Taiwan earthquake: hunt for people trapped in collapsed hotel after tremors leave four dead and hundreds injured

Chloe Chaplain22 October 2018

A major rescue mission is underway in Taiwan after a huge 6.4 magnitude earthquake left and least four people dead and more than 100 missing.

Crews worked through the night to free two people trapped in a hotel which collapsed following the tremors.

According to local news sites, the total death toll remains at four but more than 140 people are unaccounted for. Around 225 others were injured in the quake.

Rescue: Crews pull a dog from the buildings

An employee at the Marshal Hotel was killed after the ground floor totally caved in.

Rescue workers battled frantically to save two other employees trapped in the rubble, as their family waited nearby.

A maintenance worker who was rescued after being trapped in the building's basement said the force of the earthquake was unusual.

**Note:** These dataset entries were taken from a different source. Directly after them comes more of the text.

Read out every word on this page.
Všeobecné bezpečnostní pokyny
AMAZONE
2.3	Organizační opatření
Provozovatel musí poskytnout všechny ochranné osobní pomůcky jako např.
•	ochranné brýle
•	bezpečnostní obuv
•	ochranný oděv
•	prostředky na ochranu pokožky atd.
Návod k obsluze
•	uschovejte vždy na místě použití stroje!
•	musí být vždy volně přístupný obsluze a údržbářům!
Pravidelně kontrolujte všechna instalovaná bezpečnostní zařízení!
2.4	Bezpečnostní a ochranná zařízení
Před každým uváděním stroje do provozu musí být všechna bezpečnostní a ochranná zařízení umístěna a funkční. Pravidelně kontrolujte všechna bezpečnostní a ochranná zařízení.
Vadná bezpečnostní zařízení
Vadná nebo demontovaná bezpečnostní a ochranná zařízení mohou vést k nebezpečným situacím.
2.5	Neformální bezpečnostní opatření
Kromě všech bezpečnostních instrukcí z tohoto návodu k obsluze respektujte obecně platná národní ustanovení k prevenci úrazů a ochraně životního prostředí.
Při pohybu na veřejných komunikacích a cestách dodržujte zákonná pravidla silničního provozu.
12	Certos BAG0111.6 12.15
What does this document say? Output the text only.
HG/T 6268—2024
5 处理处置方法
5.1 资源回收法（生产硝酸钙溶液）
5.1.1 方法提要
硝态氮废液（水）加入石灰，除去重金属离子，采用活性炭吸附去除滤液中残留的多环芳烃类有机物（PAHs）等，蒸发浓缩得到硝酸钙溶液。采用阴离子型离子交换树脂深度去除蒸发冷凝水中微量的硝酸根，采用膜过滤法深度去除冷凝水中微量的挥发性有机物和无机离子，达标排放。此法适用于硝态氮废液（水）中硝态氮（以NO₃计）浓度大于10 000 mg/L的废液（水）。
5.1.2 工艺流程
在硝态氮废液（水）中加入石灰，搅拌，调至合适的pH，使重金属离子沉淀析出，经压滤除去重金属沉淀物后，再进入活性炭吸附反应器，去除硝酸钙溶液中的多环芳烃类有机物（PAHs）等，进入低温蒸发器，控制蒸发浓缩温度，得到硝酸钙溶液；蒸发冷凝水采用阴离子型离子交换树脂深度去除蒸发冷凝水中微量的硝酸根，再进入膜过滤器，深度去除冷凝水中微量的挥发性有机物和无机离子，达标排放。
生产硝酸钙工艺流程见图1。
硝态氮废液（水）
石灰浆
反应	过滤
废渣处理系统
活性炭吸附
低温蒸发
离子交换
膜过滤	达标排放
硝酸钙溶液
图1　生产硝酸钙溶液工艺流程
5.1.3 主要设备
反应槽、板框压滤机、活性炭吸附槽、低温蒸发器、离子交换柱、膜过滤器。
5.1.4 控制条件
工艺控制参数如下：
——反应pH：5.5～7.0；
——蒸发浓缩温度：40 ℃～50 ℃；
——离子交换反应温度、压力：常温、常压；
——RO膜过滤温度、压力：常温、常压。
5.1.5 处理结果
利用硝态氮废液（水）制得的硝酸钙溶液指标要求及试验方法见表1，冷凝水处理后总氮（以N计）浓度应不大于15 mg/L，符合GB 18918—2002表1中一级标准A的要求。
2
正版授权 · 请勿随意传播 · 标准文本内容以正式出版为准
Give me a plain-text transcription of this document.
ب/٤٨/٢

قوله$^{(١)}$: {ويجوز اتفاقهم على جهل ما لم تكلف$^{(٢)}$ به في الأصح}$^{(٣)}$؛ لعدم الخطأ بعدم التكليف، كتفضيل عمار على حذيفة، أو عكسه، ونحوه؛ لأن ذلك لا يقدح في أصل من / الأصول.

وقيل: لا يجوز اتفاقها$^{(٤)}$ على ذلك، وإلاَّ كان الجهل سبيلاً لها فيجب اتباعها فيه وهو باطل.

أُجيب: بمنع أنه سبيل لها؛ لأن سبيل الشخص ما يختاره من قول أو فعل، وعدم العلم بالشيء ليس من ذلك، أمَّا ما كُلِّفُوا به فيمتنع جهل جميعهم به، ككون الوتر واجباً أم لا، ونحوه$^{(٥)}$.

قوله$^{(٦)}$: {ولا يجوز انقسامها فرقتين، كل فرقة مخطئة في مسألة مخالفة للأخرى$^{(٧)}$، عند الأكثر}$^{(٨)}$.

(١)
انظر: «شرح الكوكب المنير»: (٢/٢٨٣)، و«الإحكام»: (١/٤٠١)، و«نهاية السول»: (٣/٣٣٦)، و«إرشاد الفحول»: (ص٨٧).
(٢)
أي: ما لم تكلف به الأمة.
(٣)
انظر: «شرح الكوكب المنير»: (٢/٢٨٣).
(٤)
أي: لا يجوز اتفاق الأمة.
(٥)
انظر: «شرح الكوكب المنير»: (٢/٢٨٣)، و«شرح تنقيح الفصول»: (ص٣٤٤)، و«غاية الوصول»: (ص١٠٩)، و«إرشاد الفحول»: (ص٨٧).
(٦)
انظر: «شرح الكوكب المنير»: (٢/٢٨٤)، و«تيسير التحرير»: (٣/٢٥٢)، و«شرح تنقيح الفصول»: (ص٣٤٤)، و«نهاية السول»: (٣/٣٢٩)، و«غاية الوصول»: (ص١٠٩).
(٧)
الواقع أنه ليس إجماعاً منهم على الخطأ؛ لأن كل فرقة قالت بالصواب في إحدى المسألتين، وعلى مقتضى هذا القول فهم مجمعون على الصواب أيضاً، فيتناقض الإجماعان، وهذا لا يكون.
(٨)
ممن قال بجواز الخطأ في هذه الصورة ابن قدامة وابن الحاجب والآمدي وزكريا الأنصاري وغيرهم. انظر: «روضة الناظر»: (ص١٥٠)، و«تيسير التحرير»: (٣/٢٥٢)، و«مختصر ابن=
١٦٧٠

Speaking after he was reunited with his son and grandson, Chen Ming-hui said: "At first it wasn't that big ... we get this sort of thing all the time and it's really nothing. But then it got really terrifying. It was really scary."

Danger: Rescuers run out of a hotel during an aftershock
REUTERS

Other buildings shifted on their foundations and rescuers used ladders, ropes and cranes to get residents to safety.

Video footage and photos showed several buildings leaning at sharp angles, their lowest floors crushed into mangled heaps of concrete, shattered glass, bent iron beams and other debris.

The force of the tremor buckled roads and disrupted electricity and water supplies to thousands of households, the National Fire Agency said.

China has said it is "willing to send a rescue team to Taiwan" to help with relief efforts, due to a shortage of rescue workers in the disaster area and Japan's Foreign Ministry said nine Japanese were among the injured.

Collapsed: buildings were left tilted after foundations crumpled

Taiwanese President Tsai Ing-wen moved to reassure the Taiwanese public that every effort would be made to look for survivors.

In a post on her official Facebook page, Tsai said she arrived in Hualien on Wednesday to review rescue efforts.

Tsai said she "ordered search and rescue workers not to give up on any opportunity to save people, while keeping their own safety in mind."

"This is when the Taiwanese people show their calm, resilience and love," she wrote. "The government will work with everyone to guard their homeland."